Sayangnya yang salah melihat ini bukan cuma orang luar saja, para pelaku jasa pembuatan website pun rancu membedakan antara designer dan programmer. Diperparah oleh munculnya banyak blog engine (wordpress, jomla, tumblr dll) yang kian memudahkan orang membuat website. Satu lagi dampak dari teknologi yang cenderung ‘instant’, bisa bikin orang tak lagi melihat esensi.

Pastinya itu cuma efek samping saja, pasti masih banyak hal baik yang didapat dari berbagai solusi teknologi termasuk blog engine. Tak jarang saya dengar cerita rekan yang sedang memprospek calon klien pembuatan website. Sering harga yang mereka beri ditanggapi dengan, “koq mahal ya. Kan sekarang bikin website itu gratis”.
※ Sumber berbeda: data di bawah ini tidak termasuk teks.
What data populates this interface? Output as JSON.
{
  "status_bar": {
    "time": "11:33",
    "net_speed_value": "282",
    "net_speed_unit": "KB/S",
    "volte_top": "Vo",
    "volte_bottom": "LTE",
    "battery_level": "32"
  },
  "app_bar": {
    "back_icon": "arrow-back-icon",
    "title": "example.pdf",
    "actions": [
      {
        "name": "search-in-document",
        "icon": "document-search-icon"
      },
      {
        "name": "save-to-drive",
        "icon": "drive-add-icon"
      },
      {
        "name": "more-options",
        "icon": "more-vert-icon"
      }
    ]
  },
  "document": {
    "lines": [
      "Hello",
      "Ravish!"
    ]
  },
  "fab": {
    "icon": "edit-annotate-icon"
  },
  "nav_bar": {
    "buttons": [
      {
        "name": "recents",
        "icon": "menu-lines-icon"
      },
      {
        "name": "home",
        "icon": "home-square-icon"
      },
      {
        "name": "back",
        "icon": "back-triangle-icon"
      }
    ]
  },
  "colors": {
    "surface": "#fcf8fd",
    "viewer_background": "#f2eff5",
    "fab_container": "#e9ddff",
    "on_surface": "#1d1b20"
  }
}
Tim dalam produksi website
Dalam pembuatan website ada banyak fungsi yang berperan, tergantung kompleksitas website yang akan dibuat. Fungsi ini yang diartikan sebagai pelaku yang terlibat. Setidaknya dalam proses pembuatan website yang terlibat ada 3 fungsi; desainer, programmer dan yang bertanggung jawab urusan isi (content).

Desainer beda dengan programmer. Desainer berada di area estetis, upaya menyentuh perasaan tentang keindahan. Programmer berada di wilayah teknis matematis. Designer bekerja dengan imaginasi, programmer dengan logika.
Dalam sebuah kerja tim, desainer bertugas menangkap preferensi persepsi pengunjung agar bisa dengan mudah tertarik (user experience) dan gampang memahami isi pesan webite (navigasi). Programmer bertanggungjawab mewujudkan imaginasi desainer dengan fungsi dan bahasa yang dimengerti oleh sistem jejaring internet; HTML, PHP, SQL, Java, Ajax, Delphi, Oracle, Ruby dan lain-lain.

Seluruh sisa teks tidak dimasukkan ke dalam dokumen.